Without meaningful investments in any areas, with most of the oil producing areas despoiled to crushing poverty, with the atmosphere polluted beyond sustainable habitation, the end of oil would leave a trail of destruction that the country cannot bear. Unfortunately, the thinking in most quarters, is that this damage would be limited to the Niger Delta, the major reason for the scant attention paid to its development.
Experts are more embracing in their expectations from the environmental degrading that Nigeria’s antiquated oil production methods occasion. Despoliation of the rain forests, coastal erosions, destabilisation of the soil’s internal structures through the introduction of heavy equipment, gas flaring, the pollution from spillages, annihilation of aquatic lives, and denial of an economic life to the region’s teeming population, have combined consequences with global implications.
Oil’s importance as a prime source of energy can diminish in three ways – changes in technology that can result in cheaper, more environmental friendly sources of energy, discovery of more stable and safer sources of oil supply than the Niger Delta and the drying up of the wells, something that is often waved aside.
Even if oil does not run out in 10 years, its place in the scale of energy producing substances would not be forever.

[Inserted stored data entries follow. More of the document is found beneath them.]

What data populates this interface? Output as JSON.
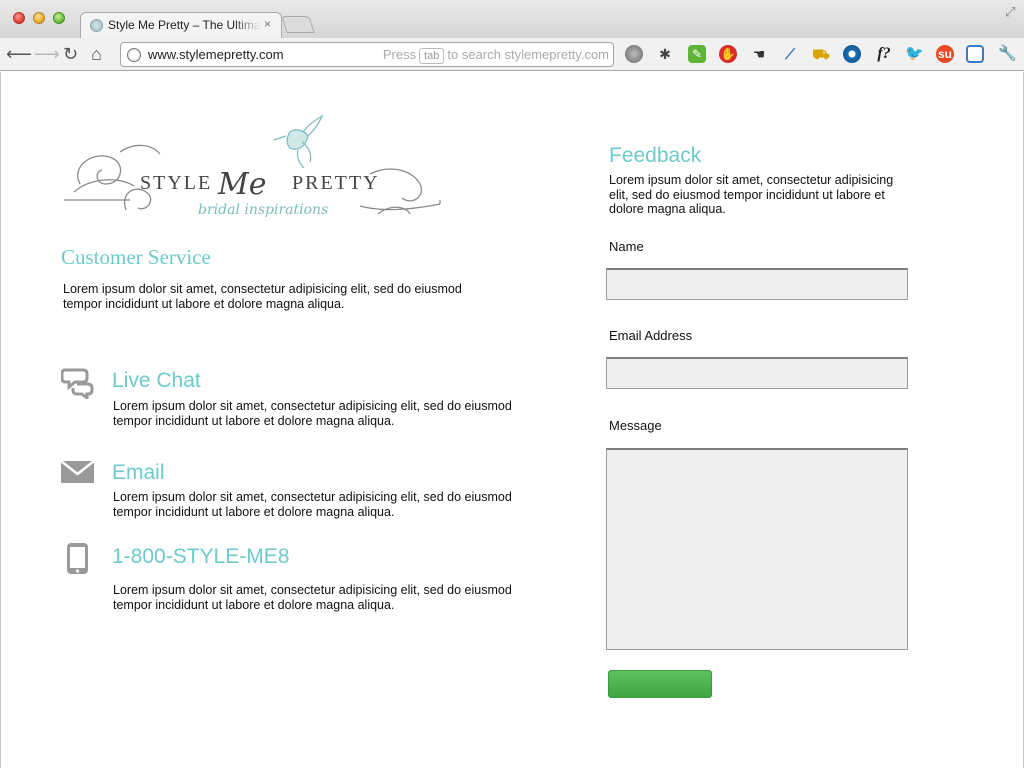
{
  "browser": {
    "tab_title": "Style Me Pretty – The Ultimate Wedding Blog",
    "tab_close": "×",
    "url": "www.stylemepretty.com",
    "omnibox_hint_pre": "Press",
    "omnibox_hint_key": "tab",
    "omnibox_hint_post": "to search stylemepretty.com",
    "extensions": [
      "gear-icon",
      "bug-icon",
      "evernote-icon",
      "adblock-icon",
      "hand-icon",
      "eyedropper-icon",
      "truck-icon",
      "eye-icon",
      "font-finder-icon",
      "bird-icon",
      "stumbleupon-icon",
      "screen-capture-icon",
      "wrench-icon"
    ]
  },
  "logo": {
    "word_style": "STYLE",
    "word_me": "Me",
    "word_pretty": "PRETTY",
    "tagline": "bridal inspirations"
  },
  "customer_service": {
    "heading": "Customer Service",
    "text": "Lorem ipsum dolor sit amet, consectetur adipisicing elit, sed do eiusmod tempor incididunt ut labore et dolore magna aliqua."
  },
  "contacts": [
    {
      "title": "Live Chat",
      "icon": "chat-bubble-icon",
      "text": "Lorem ipsum dolor sit amet, consectetur adipisicing elit, sed do eiusmod tempor incididunt ut labore et dolore magna aliqua."
    },
    {
      "title": "Email",
      "icon": "envelope-icon",
      "text": "Lorem ipsum dolor sit amet, consectetur adipisicing elit, sed do eiusmod tempor incididunt ut labore et dolore magna aliqua."
    },
    {
      "title": "1-800-STYLE-ME8",
      "icon": "phone-icon",
      "text": "Lorem ipsum dolor sit amet, consectetur adipisicing elit, sed do eiusmod tempor incididunt ut labore et dolore magna aliqua."
    }
  ],
  "feedback": {
    "heading": "Feedback",
    "text": "Lorem ipsum dolor sit amet, consectetur adipisicing elit, sed do eiusmod tempor incididunt ut labore et dolore magna aliqua.",
    "name_label": "Name",
    "name_value": "",
    "email_label": "Email Address",
    "email_value": "",
    "message_label": "Message",
    "message_value": "",
    "submit_label": ""
  },
  "colors": {
    "accent": "#6fcbcb",
    "submit": "#4caf50",
    "field_bg": "#efefef"
  }
}
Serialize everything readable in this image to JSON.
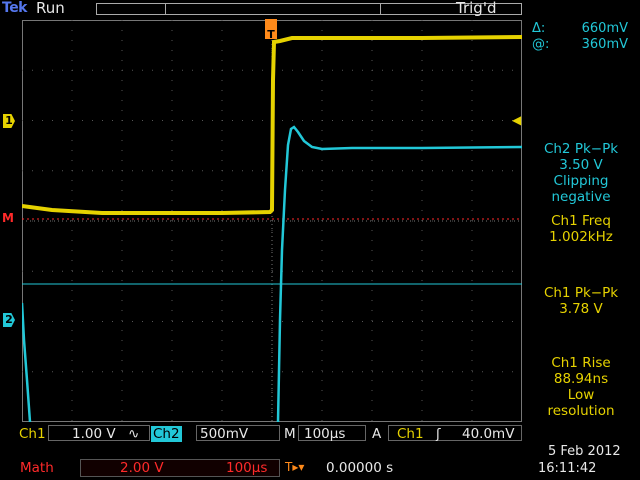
{
  "header": {
    "brand": "Tek",
    "run_state": "Run",
    "trigger_state": "Trig'd"
  },
  "markers": {
    "ch1": "1",
    "ch2": "2",
    "math": "M",
    "trigger_pos": "T",
    "trigger_level": "◀"
  },
  "cursor_readout": {
    "delta_label": "Δ:",
    "delta_value": "660mV",
    "at_label": "@:",
    "at_value": "360mV"
  },
  "measurements": [
    {
      "lines": [
        "Ch2 Pk−Pk",
        "3.50 V",
        "Clipping",
        "negative"
      ],
      "color": "#22c8d8"
    },
    {
      "lines": [
        "Ch1 Freq",
        "1.002kHz"
      ],
      "color": "#e6d200"
    },
    {
      "lines": [
        "Ch1 Pk−Pk",
        "3.78 V"
      ],
      "color": "#e6d200"
    },
    {
      "lines": [
        "Ch1 Rise",
        "88.94ns",
        "Low",
        "resolution"
      ],
      "color": "#e6d200"
    }
  ],
  "bottom": {
    "ch1_label": "Ch1",
    "ch1_scale": "1.00 V",
    "ch1_coupling": "∿",
    "ch2_label": "Ch2",
    "ch2_scale": "500mV",
    "timebase_label": "M",
    "timebase_value": "100µs",
    "trigger_label": "A",
    "trigger_source": "Ch1",
    "trigger_slope": "ʃ",
    "trigger_level": "40.0mV",
    "math_label": "Math",
    "math_scale": "2.00 V",
    "math_time": "100µs",
    "trig_offset_icon": "T▸▾",
    "trig_offset": "0.00000 s",
    "date": "5 Feb  2012",
    "time": "16:11:42"
  },
  "colors": {
    "ch1": "#e6d200",
    "ch2": "#22c8d8",
    "math": "#ff2a2a",
    "trigger": "#ff8a1a",
    "graticule": "#777777"
  }
}
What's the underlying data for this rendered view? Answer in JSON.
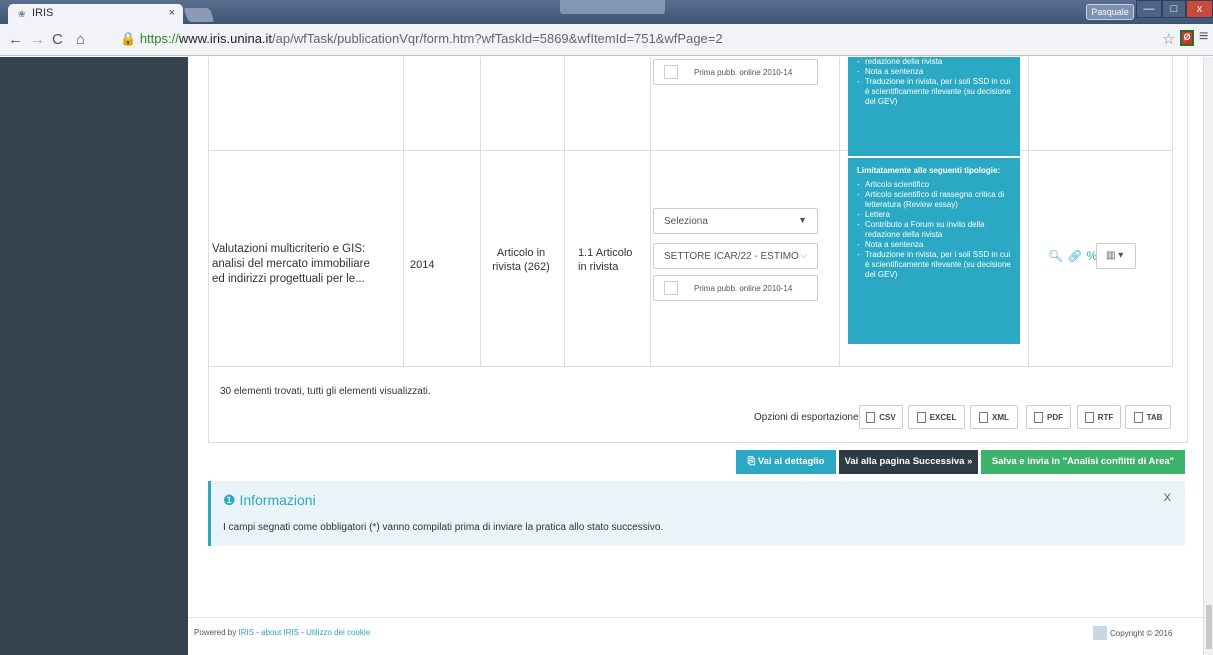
{
  "browser": {
    "tab_title": "IRIS",
    "url_scheme": "https://",
    "url_host": "www.iris.unina.it",
    "url_path": "/ap/wfTask/publicationVqr/form.htm?wfTaskId=5869&wfItemId=751&wfPage=2",
    "profile": "Pasquale"
  },
  "row_top": {
    "checkbox_label": "Prima pubb. online 2010-14",
    "info_items": [
      "redazione della rivista",
      "Nota a sentenza",
      "Traduzione in rivista, per i soli SSD in cui è scientificamente rilevante (su decisione del GEV)"
    ]
  },
  "row": {
    "title": "Valutazioni multicriterio e GIS: analisi del mercato immobiliare ed indirizzi progettuali per le...",
    "year": "2014",
    "type": "Articolo in rivista (262)",
    "category": "1.1 Articolo in rivista",
    "select_placeholder": "Seleziona",
    "sector": "SETTORE ICAR/22 - ESTIMO",
    "checkbox_label": "Prima pubb. online 2010-14",
    "info_title": "Limitatamente alle seguenti tipologie:",
    "info_items": [
      "Articolo scientifico",
      "Articolo scientifico di rassegna critica di letteratura (Review essay)",
      "Lettera",
      "Contributo a Forum su invito della redazione della rivista",
      "Nota a sentenza",
      "Traduzione in rivista, per i soli SSD in cui è scientificamente rilevante (su decisione del GEV)"
    ]
  },
  "results_text": "30 elementi trovati, tutti gli elementi visualizzati.",
  "export": {
    "label": "Opzioni di esportazione:",
    "formats": [
      "CSV",
      "EXCEL",
      "XML",
      "PDF",
      "RTF",
      "TAB"
    ]
  },
  "buttons": {
    "detail": "Vai al dettaglio",
    "next": "Vai alla pagina Successiva",
    "save": "Salva e invia in \"Analisi conflitti di Area\""
  },
  "info": {
    "title": "Informazioni",
    "text": "I campi segnati come obbligatori (*) vanno compilati prima di inviare la pratica allo stato successivo.",
    "close": "X"
  },
  "footer": {
    "powered": "Powered by",
    "iris": "IRIS",
    "about": "about IRIS",
    "cookie": "Utilizzo dei cookie",
    "copyright": "Copyright © 2016"
  },
  "colors": {
    "accent": "#2aa8c4",
    "sidebar": "#34434d",
    "save_btn": "#3db36b",
    "next_btn": "#2d3b44"
  }
}
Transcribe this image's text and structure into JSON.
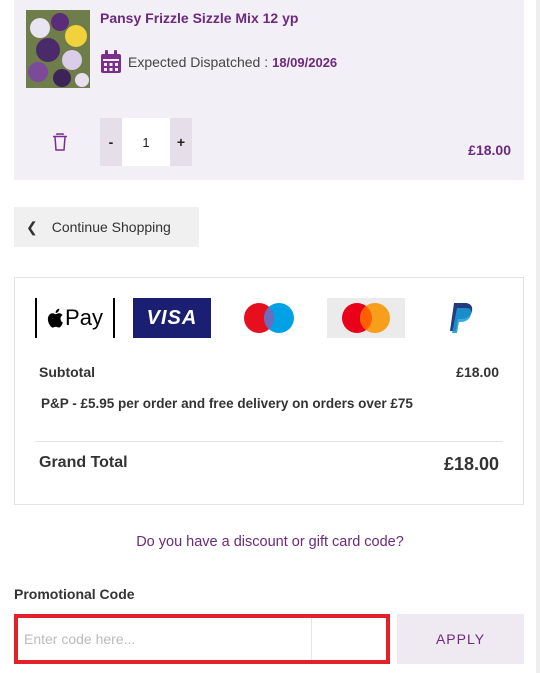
{
  "cart_item": {
    "title": "Pansy Frizzle Sizzle Mix 12 yp",
    "dispatch_label": "Expected Dispatched : ",
    "dispatch_date": "18/09/2026",
    "quantity": "1",
    "minus_label": "-",
    "plus_label": "+",
    "price": "£18.00",
    "icons": {
      "calendar": "calendar-icon",
      "delete": "trash-icon"
    }
  },
  "continue_shopping": {
    "label": "Continue Shopping",
    "icon": "chevron-left-icon"
  },
  "payment_methods": {
    "apple_pay": "Pay",
    "visa": "VISA",
    "others": [
      "maestro-logo",
      "mastercard-logo",
      "paypal-logo"
    ]
  },
  "summary": {
    "subtotal_label": "Subtotal",
    "subtotal_value": "£18.00",
    "pp_note": "P&P - £5.95 per order and free delivery on orders over £75",
    "grand_total_label": "Grand Total",
    "grand_total_value": "£18.00"
  },
  "discount": {
    "link_text": "Do you have a discount or gift card code?"
  },
  "promo": {
    "label": "Promotional Code",
    "placeholder": "Enter code here...",
    "apply_label": "APPLY"
  },
  "colors": {
    "accent": "#6b2a7c",
    "highlight": "#e4212b",
    "item_bg": "#f3eff6"
  }
}
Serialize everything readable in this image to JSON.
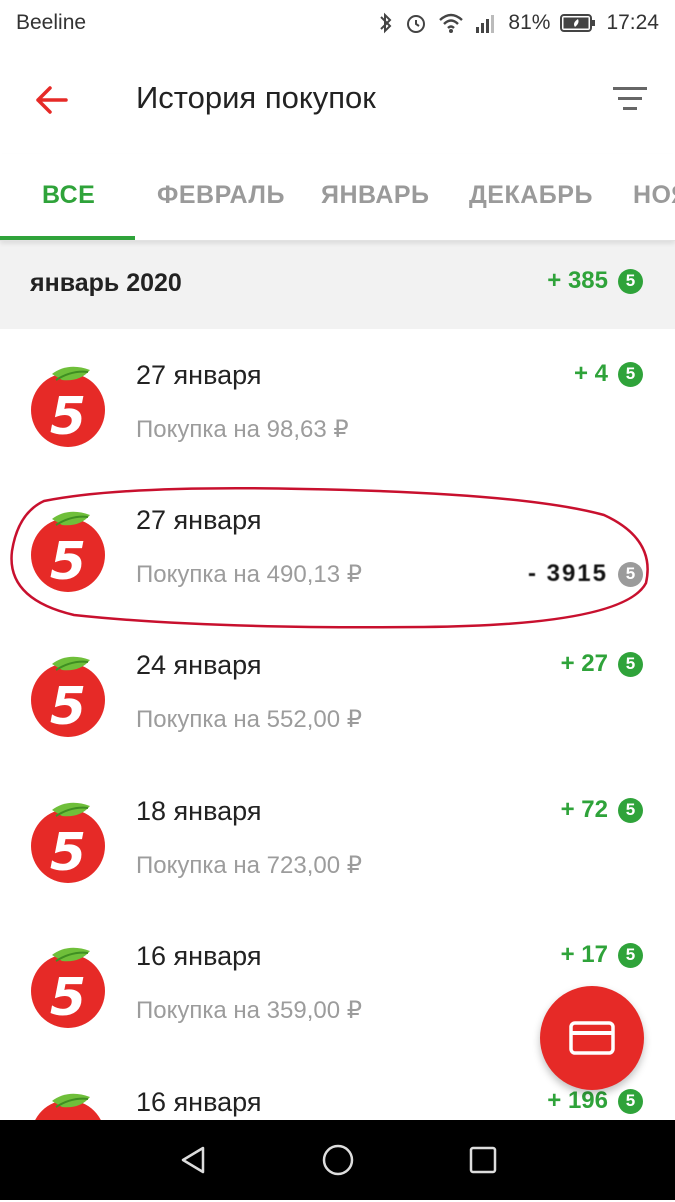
{
  "status": {
    "carrier": "Beeline",
    "battery": "81%",
    "time": "17:24"
  },
  "header": {
    "title": "История покупок",
    "back_icon": "back-arrow-icon",
    "filter_icon": "filter-icon"
  },
  "tabs": [
    {
      "label": "ВСЕ",
      "active": true
    },
    {
      "label": "ФЕВРАЛЬ",
      "active": false
    },
    {
      "label": "ЯНВАРЬ",
      "active": false
    },
    {
      "label": "ДЕКАБРЬ",
      "active": false
    },
    {
      "label": "НОЯ",
      "active": false
    }
  ],
  "month": {
    "label": "январь 2020",
    "points": "+ 385",
    "coin": "5"
  },
  "purchases": [
    {
      "date": "27 января",
      "summary": "Покупка на 98,63 ₽",
      "points": "+ 4",
      "coin": "5"
    },
    {
      "date": "27 января",
      "summary": "Покупка на 490,13 ₽",
      "points": "- 3915",
      "coin": "5"
    },
    {
      "date": "24 января",
      "summary": "Покупка на 552,00 ₽",
      "points": "+ 27",
      "coin": "5"
    },
    {
      "date": "18 января",
      "summary": "Покупка на 723,00 ₽",
      "points": "+ 72",
      "coin": "5"
    },
    {
      "date": "16 января",
      "summary": "Покупка на 359,00 ₽",
      "points": "+ 17",
      "coin": "5"
    },
    {
      "date": "16 января",
      "summary": "",
      "points": "+ 196",
      "coin": "5"
    }
  ],
  "colors": {
    "accent_green": "#2fa33a",
    "brand_red": "#e62a27",
    "annotation_red": "#c8102e"
  }
}
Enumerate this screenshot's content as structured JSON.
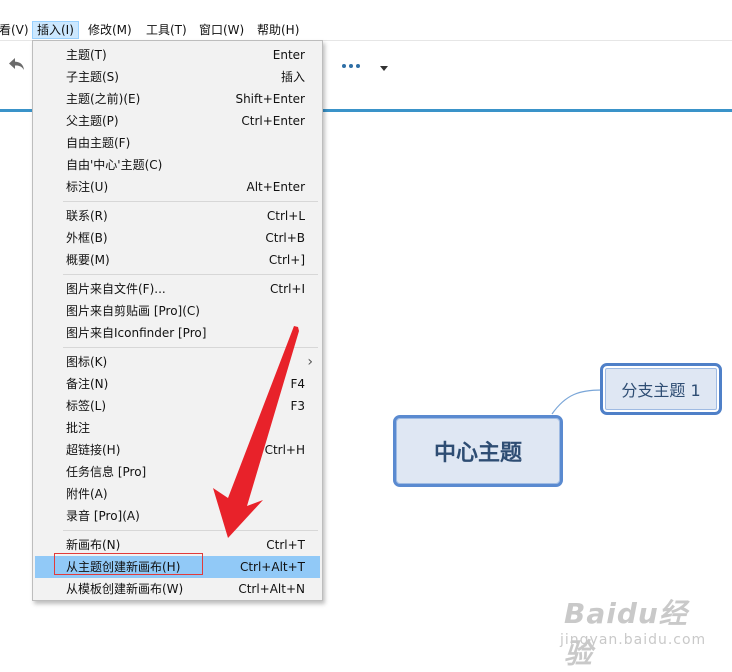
{
  "menubar": [
    {
      "label": "看(V)"
    },
    {
      "label": "插入(I)",
      "active": true
    },
    {
      "label": "修改(M)"
    },
    {
      "label": "工具(T)"
    },
    {
      "label": "窗口(W)"
    },
    {
      "label": "帮助(H)"
    }
  ],
  "toolbar": {
    "undo_icon": "undo-icon",
    "more_icon": "more-horizontal-icon",
    "dropdown_icon": "caret-down-icon"
  },
  "insert_menu": {
    "groups": [
      [
        {
          "label": "主题(T)",
          "shortcut": "Enter"
        },
        {
          "label": "子主题(S)",
          "shortcut": "插入"
        },
        {
          "label": "主题(之前)(E)",
          "shortcut": "Shift+Enter"
        },
        {
          "label": "父主题(P)",
          "shortcut": "Ctrl+Enter"
        },
        {
          "label": "自由主题(F)",
          "shortcut": ""
        },
        {
          "label": "自由'中心'主题(C)",
          "shortcut": ""
        },
        {
          "label": "标注(U)",
          "shortcut": "Alt+Enter"
        }
      ],
      [
        {
          "label": "联系(R)",
          "shortcut": "Ctrl+L"
        },
        {
          "label": "外框(B)",
          "shortcut": "Ctrl+B"
        },
        {
          "label": "概要(M)",
          "shortcut": "Ctrl+]"
        }
      ],
      [
        {
          "label": "图片来自文件(F)...",
          "shortcut": "Ctrl+I"
        },
        {
          "label": "图片来自剪贴画 [Pro](C)",
          "shortcut": ""
        },
        {
          "label": "图片来自Iconfinder [Pro]",
          "shortcut": ""
        }
      ],
      [
        {
          "label": "图标(K)",
          "shortcut": "",
          "submenu": true
        },
        {
          "label": "备注(N)",
          "shortcut": "F4"
        },
        {
          "label": "标签(L)",
          "shortcut": "F3"
        },
        {
          "label": "批注",
          "shortcut": ""
        },
        {
          "label": "超链接(H)",
          "shortcut": "Ctrl+H"
        },
        {
          "label": "任务信息 [Pro]",
          "shortcut": ""
        },
        {
          "label": "附件(A)",
          "shortcut": ""
        },
        {
          "label": "录音 [Pro](A)",
          "shortcut": ""
        }
      ],
      [
        {
          "label": "新画布(N)",
          "shortcut": "Ctrl+T"
        },
        {
          "label": "从主题创建新画布(H)",
          "shortcut": "Ctrl+Alt+T",
          "highlighted": true
        },
        {
          "label": "从模板创建新画布(W)",
          "shortcut": "Ctrl+Alt+N"
        }
      ]
    ]
  },
  "submenu_arrow": "›",
  "mindmap": {
    "central_topic": "中心主题",
    "branch_topic": "分支主题 1"
  },
  "annotation": {
    "arrow_color": "#e8222a",
    "box_color": "#e23b3b"
  },
  "watermark": {
    "brand": "Baidu经验",
    "site": "jingyan.baidu.com"
  },
  "colors": {
    "accent_line": "#3a93c9",
    "menu_highlight": "#91c9f7",
    "topic_border": "#5a8ad0",
    "topic_fill": "#dfe7f3"
  }
}
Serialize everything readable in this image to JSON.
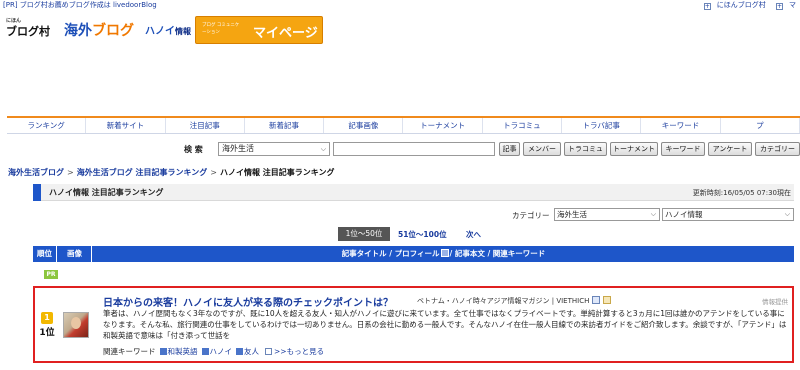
{
  "pr_bar": {
    "left_text": "[PR] ブログ村お薦めブログ作成は livedoorBlog",
    "right_items": [
      "にほんブログ村",
      "マ"
    ]
  },
  "header": {
    "logo_mura": "ブログ村",
    "logo_mura_small": "にほん",
    "logo_kaigai_1": "海外",
    "logo_kaigai_2": "ブログ",
    "logo_hanoi_1": "ハノイ",
    "logo_hanoi_2": "情報",
    "mypage_small": "ブログ コミュニケーション",
    "mypage_big": "マイページ"
  },
  "nav": {
    "tabs": [
      "ランキング",
      "新着サイト",
      "注目記事",
      "新着記事",
      "記事画像",
      "トーナメント",
      "トラコミュ",
      "トラバ記事",
      "キーワード",
      "プ"
    ]
  },
  "search": {
    "label": "検 索",
    "select_value": "海外生活",
    "input_value": "",
    "buttons": [
      "記事",
      "メンバー",
      "トラコミュ",
      "トーナメント",
      "キーワード",
      "アンケート",
      "カテゴリー"
    ]
  },
  "breadcrumb": {
    "items": [
      "海外生活ブログ",
      "海外生活ブログ 注目記事ランキング",
      "ハノイ情報 注目記事ランキング"
    ]
  },
  "heading": {
    "title": "ハノイ情報 注目記事ランキング",
    "updated": "更新時刻:16/05/05 07:30現在"
  },
  "category": {
    "label": "カテゴリー",
    "select1": "海外生活",
    "select2": "ハノイ情報"
  },
  "pagination": {
    "current": "1位〜50位",
    "next_range": "51位〜100位",
    "next": "次へ"
  },
  "table_header": {
    "rank": "順位",
    "image": "画像",
    "columns_a": "記事タイトル / プロフィール",
    "columns_b": "/ 記事本文 / 関連キーワード"
  },
  "pr_badge": "PR",
  "entry": {
    "rank": "1位",
    "medal": "1",
    "title": "日本からの来客！ハノイに友人が来る際のチェックポイントは？",
    "blog": "ベトナム・ハノイ時々アジア情報マガジン | VIETHICH",
    "report": "情報提供",
    "body": "筆者は、ハノイ歴間もなく3年なのですが、既に10人を超える友人・知人がハノイに遊びに来ています。全て仕事ではなくプライベートです。単純計算すると3ヵ月に1回は誰かのアテンドをしている事になります。そんな私、旅行関連の仕事をしているわけでは一切ありません。日系の会社に勤める一般人です。そんなハノイ在住一般人目線での来訪者ガイドをご紹介致します。余談ですが、「アテンド」は和製英語で意味は「付き添って世話を",
    "kw_label": "関連キーワード",
    "keywords": [
      "和製英語",
      "ハノイ",
      "友人"
    ],
    "more": ">>もっと見る"
  },
  "colors": {
    "accent_blue": "#1e56c9",
    "nav_orange": "#f08a1c",
    "mypage_orange": "#f5a511",
    "highlight_red": "#e02020",
    "pr_green": "#8cc63f"
  }
}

One factor that would keep oil relevant is the cost of changing all the technologies that are currently powered through oil-sourced energy, the other could be the huge investments in oil and gas, which the energy companies would want to recoup before they shift their focus to the new replacements for oil and gas.
When that day comes, would Nigeria have diversified her economy away from oil? Would Nigeria be in a position to pay for the new cost of energy? Would Nigeria’s present ancient technology find a place in the new world? What would the Niger Delta look like then?
The lesson is that we have to find other sources of revenue to run this country, before it is too late, while the environmental degradation of the Niger Delta, which has vastly lowered the quality of life, should be fixed quickly, not just by words.